Survei nasional menunjukkan sebagian besar karyawan bank syariah merasa kepemimpinan digital di institusinya belum sepenuhnya mendorong inovasi. Di sisi lain, pemanfaatan kecerdasan buatan (AI) dalam proses rekrutmen dan manajemen SDM di bank syariah Sulawesi Selatan masih tertinggal dibanding rata-rata nasional. Situasi inilah yang mendorong penelitian ini dilakukan.

Riset Lapangan pada 15 Bank Syariah

Penelitian ini melibatkan 178 karyawan dari 15 bank syariah di Sulawesi Selatan yang dipilih secara proporsional berdasarkan jabatan dan jenis bank. Responden merupakan karyawan yang telah bekerja minimal satu tahun dan terlibat langsung dalam penggunaan sistem digital, seperti HR Information System, people analytics, atau platform kolaborasi digital.

Data dikumpulkan melalui survei dan dianalisis menggunakan pendekatan statistik untuk melihat hubungan antara empat faktor utama: kepemimpinan digital, people analytics, budaya digital, dan kinerja karyawan. Pendekatan ini memungkinkan peneliti melihat tidak hanya pengaruh langsung teknologi dan kepemimpinan, tetapi juga peran budaya kerja sebagai penghubung utama.

Budaya Digital Jadi Faktor Penentu

Hasil penelitian menunjukkan bahwa kepemimpinan digital dan people analytics sama-sama berpengaruh positif terhadap pembentukan budaya digital di bank syariah. Namun, temuan paling menonjol adalah budaya digital memiliki pengaruh paling kuat terhadap kinerja karyawan dibanding faktor lainnya.

Budaya digital dalam konteks perbankan syariah tidak hanya berarti penggunaan teknologi, tetapi juga mencakup cara berpikir, nilai kerja, dan sikap karyawan terhadap inovasi digital yang selaras dengan prinsip Islam. Ketika budaya ini terbentuk dengan baik, karyawan lebih mudah menerima teknologi, bekerja lebih produktif, dan tetap menjaga nilai keadilan, transparansi, serta etika syariah.

Penelitian ini juga menemukan bahwa budaya digital berperan sebagai jembatan antara kepemimpinan digital dan people analytics dengan peningkatan kinerja karyawan. Artinya, teknologi dan kepemimpinan tidak akan berdampak maksimal jika tidak didukung budaya kerja yang tepat.
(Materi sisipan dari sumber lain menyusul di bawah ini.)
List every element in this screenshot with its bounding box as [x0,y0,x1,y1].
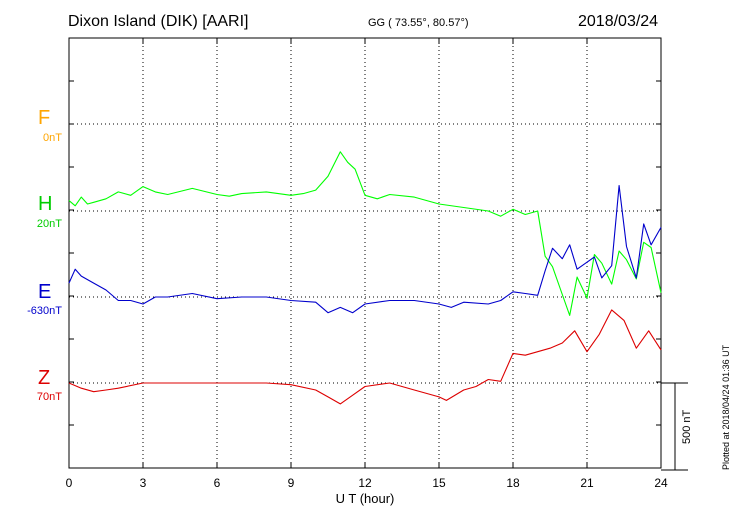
component-e-baseline: -630nT [27,305,62,317]
x-axis-label: U T (hour) [336,491,395,506]
station-title: Dixon Island (DIK) [AARI] [68,13,249,30]
x-tick-label: 24 [654,476,668,490]
x-tick-label: 3 [140,476,147,490]
chart-grid [69,38,661,468]
series-line-z [68,309,662,405]
component-z-letter: Z [38,367,51,389]
date-label: 2018/03/24 [578,13,659,30]
scale-bar-label: 500 nT [681,409,693,444]
component-h-baseline: 20nT [36,218,62,230]
component-f-letter: F [38,107,51,129]
series-lines [68,151,662,405]
series-line-e [68,185,662,314]
component-z-baseline: 70nT [36,391,62,403]
x-tick-label: 12 [358,476,372,490]
x-axis-ticks: 0 3 6 9 12 15 18 21 24 [66,38,668,490]
x-tick-label: 9 [288,476,295,490]
component-h-letter: H [38,193,53,215]
coordinates-label: GG ( 73.55°, 80.57°) [368,17,469,29]
component-e-letter: E [38,281,52,303]
x-tick-label: 6 [214,476,221,490]
plotted-timestamp: Plotted at 2018/04/24 01:36 UT [721,344,730,470]
component-f-baseline: 0nT [43,132,62,144]
scale-bar: 500 nT [661,382,693,471]
x-tick-label: 21 [580,476,594,490]
series-line-h [68,151,662,316]
x-tick-label: 18 [506,476,520,490]
x-tick-label: 0 [66,476,73,490]
x-tick-label: 15 [432,476,446,490]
Integrasi Teknologi dan Nilai Lokal

Keunikan penelitian ini terletak pada pendekatannya yang mengintegrasikan teknologi digital dengan nilai syariah dan kearifan lokal Sulawesi Selatan. Budaya kerja seperti siri’ na pacce—nilai harga diri, solidaritas, dan tanggung jawab sosial—dipandang relevan untuk memperkuat budaya digital di lingkungan bank syariah.

Menurut peneliti, pendekatan digital yang sensitif terhadap konteks lokal dan religius akan lebih mudah diterima oleh karyawan. Teknologi tidak diposisikan sebagai ancaman, melainkan sebagai alat untuk meningkatkan kualitas kerja sekaligus sarana ibadah dan kontribusi sosial.

Dampak bagi Industri dan Regulator

Temuan ini memberikan implikasi praktis bagi industri perbankan syariah. Bank disarankan tidak hanya berinvestasi pada sistem digital, tetapi juga pada pengembangan kepemimpinan digital berbasis nilai syariah, pemanfaatan people analytics yang adil dan transparan, serta program internal untuk membangun budaya digital yang inklusif.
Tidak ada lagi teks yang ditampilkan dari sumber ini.